The Trifecta of All-Natural Cleaning Agents
Calling all special agents, cleaning agents, that is. At the front of the non-toxic, all-natural line-up: baking soda, vinegar, and rubbing alcohol.
As of this morning, I might have to add Dr. Bronner’s bar of hand soap, too – a happy surprise – but more on that later.
Baking Soda, #1 among Cleaning Agents
Among cleaning agents, this may be my favorite, all-natural workhorse of cleaning wonder. The magic that really hooked me: how the paste of a blob of baking soda with a drop or two of water could wipe off coffee and tea stains with barely a flick of the wrist. Seriously, this is incredible. Where I used to lean into the stains with a pretty severe bristly sponge, hoping at least to diminish them, this combo, applied with two tiny fingers, erases them quick as morals on a politician.
All you need to do is knock a tablespoon or so from that peppy orange box of Arm&Hammer into the cup. Add only the tiniest smidgen of water – by “drop or two,” I mean it. And that’s it. Swirl around with a couple fingers, and you’ll see what I mean. Rinse, and you’re good to go.
I’ve used the same baking soda paste technique on some mysterious grunge (reconstituted drywall dust?) stuck to the new tile floor in work boot and other random patterns. So far, it’s resisted all other cleaners. Voila! The baking soda paste trick works there too. Trouble there, is the expanse – miles of floor versus inches of mug. If you’ve got an idea for that, bring it on.
Vinegar, could tie for #1 among Cleaning Agents
We’re talking a jug o’ white. I’ve heard of people using white vinegar for all sorts of things, from getting the underarm smell out of “dry-clean only” blouses to sprucing up the colors of old rugs. These I haven’t tried.
But for cleaning agents that can take on the fridge, microwave, and oven, I can say: equal parts vinegar and water work wonders.
Or this: together with equal parts alcohol and water with a droplet of eco-friendly dish soap, it makes a great all-purpose cleaner. I keep a spray bottle of this mixture on hand for general cleanup all over the house. (But I don’t use it on wood.)
Once you accept that vinegar’s smell is the smell of clean, it’s quite nice. I’d say addictive, if I were that sort of housekeeper. But I’m not. It’s a pretty good kitchen, after all. The occasional clean will do it for me.
Speaking of occasional, one of my favorite vinegar-as-cleaner uses is on glass. Specifically, glass smudged with the warm wet nose of a dog. Some years ago, I had a hound who let me know that he wanted to come back into the house not by scratching or whining. He’d lick the door. Here’s his pic. How could I be angry?
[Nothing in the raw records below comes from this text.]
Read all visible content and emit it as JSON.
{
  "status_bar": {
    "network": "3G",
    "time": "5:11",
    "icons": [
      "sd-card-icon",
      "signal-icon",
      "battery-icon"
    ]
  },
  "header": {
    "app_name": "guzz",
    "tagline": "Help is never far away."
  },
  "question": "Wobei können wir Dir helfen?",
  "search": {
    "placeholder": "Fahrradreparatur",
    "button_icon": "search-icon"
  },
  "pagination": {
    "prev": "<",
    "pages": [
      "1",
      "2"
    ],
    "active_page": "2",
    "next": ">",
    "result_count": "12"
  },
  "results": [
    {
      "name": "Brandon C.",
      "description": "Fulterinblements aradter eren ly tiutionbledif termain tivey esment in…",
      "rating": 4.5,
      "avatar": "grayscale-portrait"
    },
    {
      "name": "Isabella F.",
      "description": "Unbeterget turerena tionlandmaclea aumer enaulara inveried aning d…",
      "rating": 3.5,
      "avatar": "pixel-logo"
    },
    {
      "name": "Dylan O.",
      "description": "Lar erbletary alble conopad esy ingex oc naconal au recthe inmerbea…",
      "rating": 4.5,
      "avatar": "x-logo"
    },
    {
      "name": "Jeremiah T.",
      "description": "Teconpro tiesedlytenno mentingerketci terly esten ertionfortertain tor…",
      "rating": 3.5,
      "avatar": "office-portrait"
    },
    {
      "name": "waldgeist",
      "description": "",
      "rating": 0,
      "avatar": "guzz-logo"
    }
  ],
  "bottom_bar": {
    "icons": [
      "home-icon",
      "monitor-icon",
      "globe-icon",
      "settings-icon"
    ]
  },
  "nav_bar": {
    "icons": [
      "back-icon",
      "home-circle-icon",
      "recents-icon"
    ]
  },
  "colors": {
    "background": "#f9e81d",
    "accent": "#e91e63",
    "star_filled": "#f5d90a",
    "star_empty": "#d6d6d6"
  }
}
Now we’ve got a big sliding glass door and a pup who’s always on the wrong side of it. Soooo, yup, smudge city.
Who, me?
Here’s a solution that works GREAT! a combo of 1-2 parts vinegar to ten parts water. Spray it on, and the smudges wipe straight away. (You can put any used paper towels into the compost!) I learned that when I got new windows that I didn’t know at the time had a kind of film on them. The installer said to use this mixture. I am converted. And for that doggie graddoo? perfect.
Rubbing Alcohol – Cleaning Agents Assassin Class
We’re not talking beer, wine, or even spirits. We’re talking see-through, crystal-clear, get it in the drugstore alcohol. Its main benefit – best assassin of germs among cleaning agents. Which is why it goes into the daily all-purpose cleaner I mentioned above. Did I say “daily”? Sheesh. A daily cleaner I am not; but if I were,…
Anyway, here’s that recipe again: equal parts water, white vinegar, and rubbing alcohol, with a drop of dish soap for the suds, as much as anything. Use it in the kitchen, of course (a nice swipe across the countertop after handling raw meat, for example), or in the bathroom, and to give a quick swipe over door handles. With lots of tea (to drink), there’s no such thing as “cold and flu season.”
Dr. Bronner’s hand soap bar
This deserves its own post, of course (what a crazy, awesome dude); but in the meantime… I was trying to get wax out of glass candle holders. Scrape scrape scrape with my little finger nails; wipe, wipe, wipe with a paper towel. Slow going, my friends. I set the glass in the sink and proceeded to wash my hands with the cracked and stained bar of Dr. Bronner’s I happened to have at the sink. Before rinsing my hands, I rang their soapiness around the glass and can you believe it, the wax came off! Yes, it took a bit of working, but it was working! So – happy bonus surprise.
What are your favorite non-toxic, all-natural cleaning agents? I’d love to know!